Thats easy rvcasa. Its because Victorians don't deserve them :lol:


----------



## richardsc (Aug 12, 2012)

very nice mb,good to see reptile city doing well with them


scott its not just the small monitors that need work there,the gouldi complex is highly variable to

good luck with them,those lucky enough to have them,be great to see them become more available


----------



## chapmand (Aug 16, 2012)

cracking animals  looking good


----------



## proreptile (Aug 16, 2012)

I want one so bad. Got to love monitors.


----------



## Pilbarensis (Sep 10, 2012)

EDIT: Sorry, slight mix up with times and things... If anyone wants to delete the post go ahead.

Cheers, Scotty


----------



## mummabear (Sep 19, 2012)

Things have been looking good the last couple of days.


----------



## Chris (Sep 19, 2012)

Things are looking promising for Jason & Michael this year.
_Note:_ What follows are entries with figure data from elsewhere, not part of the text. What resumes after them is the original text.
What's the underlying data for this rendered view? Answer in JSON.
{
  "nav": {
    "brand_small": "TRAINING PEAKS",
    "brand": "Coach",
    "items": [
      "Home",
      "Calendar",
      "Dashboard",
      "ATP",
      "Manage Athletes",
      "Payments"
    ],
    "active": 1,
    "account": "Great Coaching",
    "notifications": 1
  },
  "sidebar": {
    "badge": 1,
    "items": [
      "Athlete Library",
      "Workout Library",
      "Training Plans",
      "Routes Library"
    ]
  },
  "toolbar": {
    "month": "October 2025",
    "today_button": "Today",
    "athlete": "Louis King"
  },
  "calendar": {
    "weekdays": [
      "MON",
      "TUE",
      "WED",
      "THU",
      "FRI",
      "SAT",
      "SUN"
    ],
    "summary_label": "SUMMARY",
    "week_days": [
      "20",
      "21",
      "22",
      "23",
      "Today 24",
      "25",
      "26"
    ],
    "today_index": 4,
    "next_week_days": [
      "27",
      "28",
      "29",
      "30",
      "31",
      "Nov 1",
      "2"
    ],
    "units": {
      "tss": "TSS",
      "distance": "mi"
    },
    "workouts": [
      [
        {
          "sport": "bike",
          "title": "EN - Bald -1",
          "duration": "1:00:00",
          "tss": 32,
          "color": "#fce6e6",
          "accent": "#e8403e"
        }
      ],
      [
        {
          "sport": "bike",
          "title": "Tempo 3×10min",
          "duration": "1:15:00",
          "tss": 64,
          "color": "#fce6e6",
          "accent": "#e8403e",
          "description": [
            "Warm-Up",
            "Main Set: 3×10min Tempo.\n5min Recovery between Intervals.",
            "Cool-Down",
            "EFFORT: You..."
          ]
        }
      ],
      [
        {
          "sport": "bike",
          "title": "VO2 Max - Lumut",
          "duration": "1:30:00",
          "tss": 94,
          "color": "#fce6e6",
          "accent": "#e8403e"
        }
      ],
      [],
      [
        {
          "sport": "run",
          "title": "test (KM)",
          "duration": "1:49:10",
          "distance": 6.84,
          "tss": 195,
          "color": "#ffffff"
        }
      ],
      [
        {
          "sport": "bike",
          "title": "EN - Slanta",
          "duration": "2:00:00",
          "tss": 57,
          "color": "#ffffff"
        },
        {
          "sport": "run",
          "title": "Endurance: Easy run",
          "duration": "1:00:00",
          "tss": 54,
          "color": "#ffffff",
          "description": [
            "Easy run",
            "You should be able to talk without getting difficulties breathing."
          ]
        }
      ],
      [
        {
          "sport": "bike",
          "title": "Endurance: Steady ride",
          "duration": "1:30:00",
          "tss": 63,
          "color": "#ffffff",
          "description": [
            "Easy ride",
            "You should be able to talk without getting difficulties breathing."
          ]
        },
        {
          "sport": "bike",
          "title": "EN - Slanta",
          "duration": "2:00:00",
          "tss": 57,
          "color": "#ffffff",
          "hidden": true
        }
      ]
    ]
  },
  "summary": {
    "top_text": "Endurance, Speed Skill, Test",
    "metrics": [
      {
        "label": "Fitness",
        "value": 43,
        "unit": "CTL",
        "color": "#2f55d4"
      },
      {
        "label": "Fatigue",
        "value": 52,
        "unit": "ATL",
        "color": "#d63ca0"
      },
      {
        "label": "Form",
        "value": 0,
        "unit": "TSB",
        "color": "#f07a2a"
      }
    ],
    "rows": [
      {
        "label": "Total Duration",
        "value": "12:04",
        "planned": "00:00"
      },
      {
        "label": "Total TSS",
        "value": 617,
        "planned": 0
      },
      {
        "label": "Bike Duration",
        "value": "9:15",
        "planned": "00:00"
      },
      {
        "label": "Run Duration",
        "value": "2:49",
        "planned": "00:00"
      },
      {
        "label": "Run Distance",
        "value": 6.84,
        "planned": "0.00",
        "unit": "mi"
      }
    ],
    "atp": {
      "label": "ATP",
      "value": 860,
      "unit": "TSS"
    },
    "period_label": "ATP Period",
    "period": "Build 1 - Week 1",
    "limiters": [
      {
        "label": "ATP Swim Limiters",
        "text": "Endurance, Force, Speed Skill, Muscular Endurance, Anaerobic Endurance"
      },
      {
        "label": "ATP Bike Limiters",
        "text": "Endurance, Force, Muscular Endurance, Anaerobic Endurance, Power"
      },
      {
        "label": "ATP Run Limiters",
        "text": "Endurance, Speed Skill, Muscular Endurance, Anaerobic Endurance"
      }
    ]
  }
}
Give them a call if you're keen on a KRM, the waiting list is long


----------



## No-two (Sep 19, 2012)

I'll buy some of these in a heartbeat once they're on the victorian species list. Very pretty animals, good luck.


----------



## wasgij (Sep 19, 2012)

No-two said:


> I'll buy some of these in a heartbeat once they're on the victorian species list. Very pretty animals, good luck.



Same, really hanging out for more monitors to be added.


----------